Anemia imprenditoriale per la Fiera di Bologna

In Italia è un tabù la sola domanda – figuriamoci l’analisi! – sull’imprenditorialità delle nostre fiere e dei nostri aeroporti. La Fiera di Bologna è malata. La cura? “Una bella dose di management”, dice il Presidente di Unindustria. E se il male fosse, invece, una grave anemia d’imprenditorialità? Ma guai, a Bologna, chiedersi chi sia […]

In Italia è un tabù la sola domanda – figuriamoci l’analisi! – sull’imprenditorialità delle nostre fiere e dei nostri aeroporti.

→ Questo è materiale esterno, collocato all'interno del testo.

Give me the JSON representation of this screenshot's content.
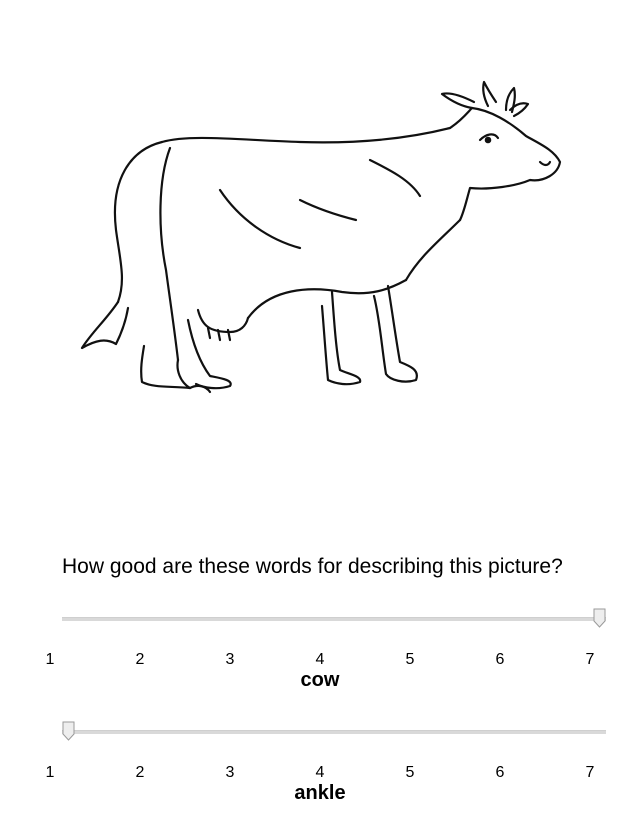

La Fiera di Bologna è malata. La cura? “Una bella dose di management”, dice il Presidente di Unindustria. E se il male fosse, invece, una grave anemia d’imprenditorialità? Ma guai, a Bologna, chiedersi chi sia mai l’imprenditore dell’impresa fieristica. E lo stesso vale per il suo scalo aeroportuale. “Dietro ogni impresa di successo c’è qualcuno che ha preso una decisione coraggiosa”, diceva Peter Drucker, il guru del management.

Poiché le decisioni audaci che anticipano il successo sono prese dagli imprenditori, la Fiera non può fare a meno di una forte leadership imprenditoriale. Ed è proprio l’assenza di una marcata impronta imprenditoriale il tallone d’Achille dell’ente fieristico bolognese.

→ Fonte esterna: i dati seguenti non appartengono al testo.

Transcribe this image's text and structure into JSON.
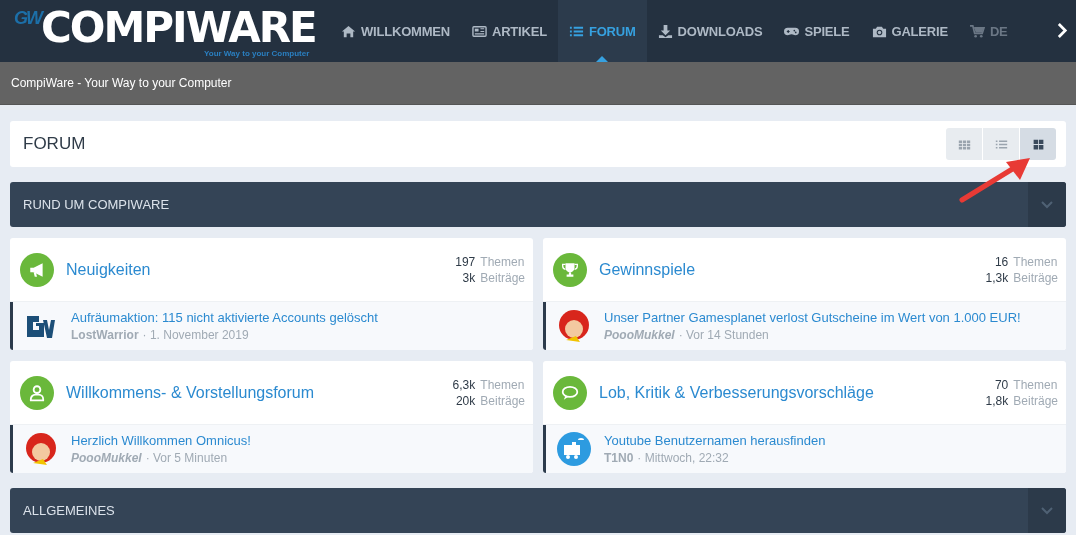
{
  "header": {
    "logo": {
      "mark": "GW",
      "name": "COMPIWARE",
      "tagline": "Your Way to your Computer"
    },
    "nav": [
      {
        "kind": "home",
        "label": "WILLKOMMEN",
        "selected": false
      },
      {
        "kind": "newspaper",
        "label": "ARTIKEL",
        "selected": false
      },
      {
        "kind": "list",
        "label": "FORUM",
        "selected": true
      },
      {
        "kind": "download",
        "label": "DOWNLOADS",
        "selected": false
      },
      {
        "kind": "gamepad",
        "label": "SPIELE",
        "selected": false
      },
      {
        "kind": "camera",
        "label": "GALERIE",
        "selected": false
      },
      {
        "kind": "cart",
        "label": "DE",
        "selected": false
      }
    ]
  },
  "breadcrumb": "CompiWare - Your Way to your Computer",
  "page_title": "FORUM",
  "view_modes": [
    {
      "kind": "grid",
      "selected": false
    },
    {
      "kind": "list",
      "selected": false
    },
    {
      "kind": "tiles",
      "selected": true
    }
  ],
  "sections": [
    {
      "title": "RUND UM COMPIWARE",
      "boards": [
        {
          "kind": "megaphone",
          "name": "Neuigkeiten",
          "topics": "197",
          "topics_label": "Themen",
          "posts": "3k",
          "posts_label": "Beiträge",
          "last_post": {
            "avatar": {
              "kind": "logo"
            },
            "title": "Aufräumaktion: 115 nicht aktivierte Accounts gelöscht",
            "author": "LostWarrior",
            "author_italic": false,
            "time": "· 1. November 2019"
          }
        },
        {
          "kind": "trophy",
          "name": "Gewinnspiele",
          "topics": "16",
          "topics_label": "Themen",
          "posts": "1,3k",
          "posts_label": "Beiträge",
          "last_post": {
            "avatar": {
              "kind": "mascot"
            },
            "title": "Unser Partner Gamesplanet verlost Gutscheine im Wert von 1.000 EUR!",
            "author": "PoooMukkel",
            "author_italic": true,
            "time": "· Vor 14 Stunden"
          }
        },
        {
          "kind": "user",
          "name": "Willkommens- & Vorstellungsforum",
          "topics": "6,3k",
          "topics_label": "Themen",
          "posts": "20k",
          "posts_label": "Beiträge",
          "last_post": {
            "avatar": {
              "kind": "mascot"
            },
            "title": "Herzlich Willkommen Omnicus!",
            "author": "PoooMukkel",
            "author_italic": true,
            "time": "· Vor 5 Minuten"
          }
        },
        {
          "kind": "speech",
          "name": "Lob, Kritik & Verbesserungsvorschläge",
          "topics": "70",
          "topics_label": "Themen",
          "posts": "1,8k",
          "posts_label": "Beiträge",
          "last_post": {
            "avatar": {
              "kind": "train"
            },
            "title": "Youtube Benutzernamen herausfinden",
            "author": "T1N0",
            "author_italic": false,
            "time": "· Mittwoch, 22:32"
          }
        }
      ]
    },
    {
      "title": "ALLGEMEINES"
    }
  ]
}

Quel tallone era stato identificato dall’ex Sindaco Cofferati nel 2007 e da Bruno Filetti, ex Presidente della Camera di Commercio, nel 2010, con una governance inadeguata alle prospettive di crescita della Fiera, “vero motore economico della città e del territorio” – diceva allora Filetti.

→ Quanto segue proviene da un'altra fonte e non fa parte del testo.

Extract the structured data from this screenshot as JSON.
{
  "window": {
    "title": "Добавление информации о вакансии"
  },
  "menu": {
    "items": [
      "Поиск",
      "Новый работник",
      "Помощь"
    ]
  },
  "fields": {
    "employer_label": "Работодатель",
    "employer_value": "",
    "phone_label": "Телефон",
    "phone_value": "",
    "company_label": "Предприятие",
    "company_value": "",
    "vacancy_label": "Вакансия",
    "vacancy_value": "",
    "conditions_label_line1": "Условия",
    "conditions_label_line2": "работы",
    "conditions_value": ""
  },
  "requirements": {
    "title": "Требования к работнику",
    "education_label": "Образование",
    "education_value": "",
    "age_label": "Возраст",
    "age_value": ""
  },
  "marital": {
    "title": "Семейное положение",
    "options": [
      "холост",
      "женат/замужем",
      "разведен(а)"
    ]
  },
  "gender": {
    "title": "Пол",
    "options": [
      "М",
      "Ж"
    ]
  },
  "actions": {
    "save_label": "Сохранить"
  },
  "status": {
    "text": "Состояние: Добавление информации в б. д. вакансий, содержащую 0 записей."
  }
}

In quegli stessi anni l’ideatore del Motor Show, Alfredo Cazzola, vedeva la Fiera zoppicare a causa degli storici soci privati che “vivono di rendita grazie alla status quo“: come dire che sono le idee nuove anziché le vecchie a far paura. Dal 2008, gli anni terribili della Grande Recessione hanno provocato altro dolore al punto debole della Fiera. La quale oggi si trova a contrastare la forza di gravità esercitata dalla Fiera di Milano, la sola italiana tra le prime 10 fiere in Europa e in alto nella graduatoria mondiale per metri quadri di esposizione, con Bologna molto distanziata.

Una guida imprenditoriale troverebbe il bandolo della matassa tra quattro modelli di confronto con Milano: negoziazione, collaborazione, competizione (come vorrebbero i milanesi) e gerarchia (con la locomotiva di Milano a trainare il vagone bolognese).

È zoppo il dibattito sulla necessità di irrobustire il management, affiancando al presidente un amministratore delegato con ampi poteri. Se a trainare l’ente fieristico provvedesse un imprenditore, il management potrebbe guardare lontano. Intanto non cessa il vento di bora che ha già soffiato contro il Motor Show e portato via da Bologna l’esposizione di Lineapelle, oggi alla Fiera di Milano.

E mentre il vento spira forte, il consiglio di amministrazione della Fiera felsinea non fa che alzare barriere antivento, anziché costruire un mulino a vento per generare energia imprenditoriale. Troppo presi gli azionisti dalla controversia sul mix più conveniente tra soci pubblici e privati per occuparsi dell’impronta imprenditoriale.